Recently GTA received word that there was no Vista North elevator service for several hours one night. Vista North and Vista South, being smaller buildings, have only two elevators each. Vista North had one elevator out of service awaiting a replacement part when someone triggered a fire alarm, taking out the other elevator. This is inconvenient at best, but particularly disturbing to disabled residents. Clarisse Tan of Gateway management has agreed to hire an elevator consultant to review the contractor’s maintenance procedures.
Finally, GTA has discussed garage lighting with head of operations Jose Angulo. To comply with Title 24, a building efficiency law, the Gateway is installing motion activated sensor controls for lighting in the garages and possibly other common areas such as stairwells. Some residents are unhappy with increased darkness, including darkness during a recent fire alarm incident in Vista East. There are apparently a few bugs that need to be worked out.

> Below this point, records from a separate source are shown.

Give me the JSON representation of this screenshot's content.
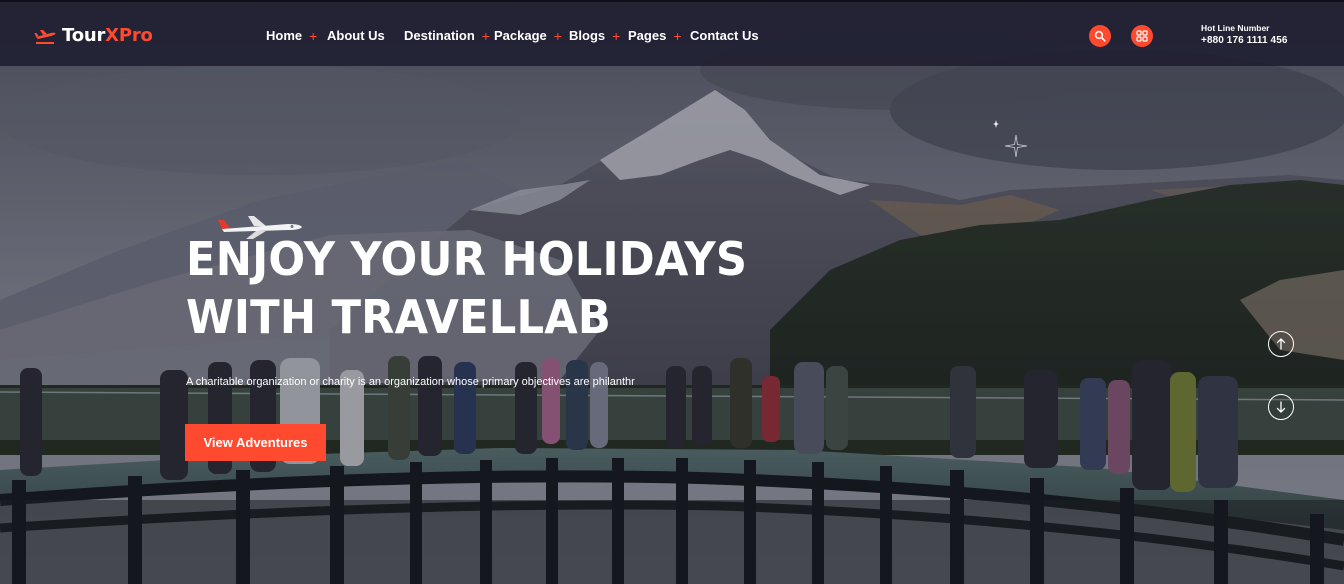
{
  "brand": {
    "name_primary": "Tour",
    "name_accent": "XPro"
  },
  "nav": {
    "items": [
      {
        "label": "Home",
        "has_submenu": true
      },
      {
        "label": "About Us",
        "has_submenu": false
      },
      {
        "label": "Destination",
        "has_submenu": true
      },
      {
        "label": "Package",
        "has_submenu": true
      },
      {
        "label": "Blogs",
        "has_submenu": true
      },
      {
        "label": "Pages",
        "has_submenu": true
      },
      {
        "label": "Contact Us",
        "has_submenu": false
      }
    ],
    "submenu_indicator": "+"
  },
  "header_actions": {
    "search_icon": "search-icon",
    "grid_icon": "grid-icon",
    "hotline_label": "Hot Line Number",
    "hotline_number": "+880 176 1111 456"
  },
  "hero": {
    "title_line1": "ENJOY YOUR HOLIDAYS",
    "title_line2": "WITH TRAVELLAB",
    "description": "A charitable organization or charity is an organization whose primary objectives are philanthr",
    "cta_label": "View Adventures"
  },
  "slider": {
    "up_icon": "arrow-up-icon",
    "down_icon": "arrow-down-icon"
  },
  "colors": {
    "accent": "#ff4a2f",
    "header_bg": "#1e1e30",
    "text": "#ffffff"
  }
}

GTA joined several other neighborhood organizations in 2012 and 2013 to successfully oppose the 8 Washington luxury condominium project behind Vista East, which San Francisco voters rejected by a margin of nearly two to one on the November, 2013 ballot. GGTA and its members generously contributed to the building of the privately funded children’s playground which opened in Sue Bierman Park in July, 2013 and is full of happy young customers today.
Another important issue for GTA is affordable housing. “Lee Radner and I are serving with others on a working group meeting with the Portand the Mayor’s Office of Housing to talk about the proposed affordable housing project at Seawall Lot 322-1 at Front and Broadway currently used as a parking lot,” Hannan said.
“The Port would like to develop the property for affordable housing with retail on the ground floor and a public parking garage,” he added. “Several neighborhood organizations including GTA and the Barbary Coast Neighborhood Association and Telegraph Hill Dwellers have expressed concern that there is inadequate housing for moderate-income residents of San Francisco, and propose that the new project include moderate-income housing.” The difficulty with this appears to be that federal subsidies are available to build low-income housing, but not moderate-income housing.
These groups are also concerned about the public parking garage and what the street-level facades will look like.
A previous article about the affordable housing issue is online here.
GTA representatives attend meetings of the Northeast Waterfront Advisory Group and board meetings of the BCNA. All GTA members are non-voting members of BCNA, and are welcome to attend GTA and BCNA social events.
GTA social chairs JoAnn Michael and Tom Gilligan cheerfully preside at a no-host social event at 5:30 p.m. on the first Tuesday of each month at the Holding Company, Two Embarcadero Center, third level. (UPDATE: The Holding Company changed its name to Patriot House in January 2015.)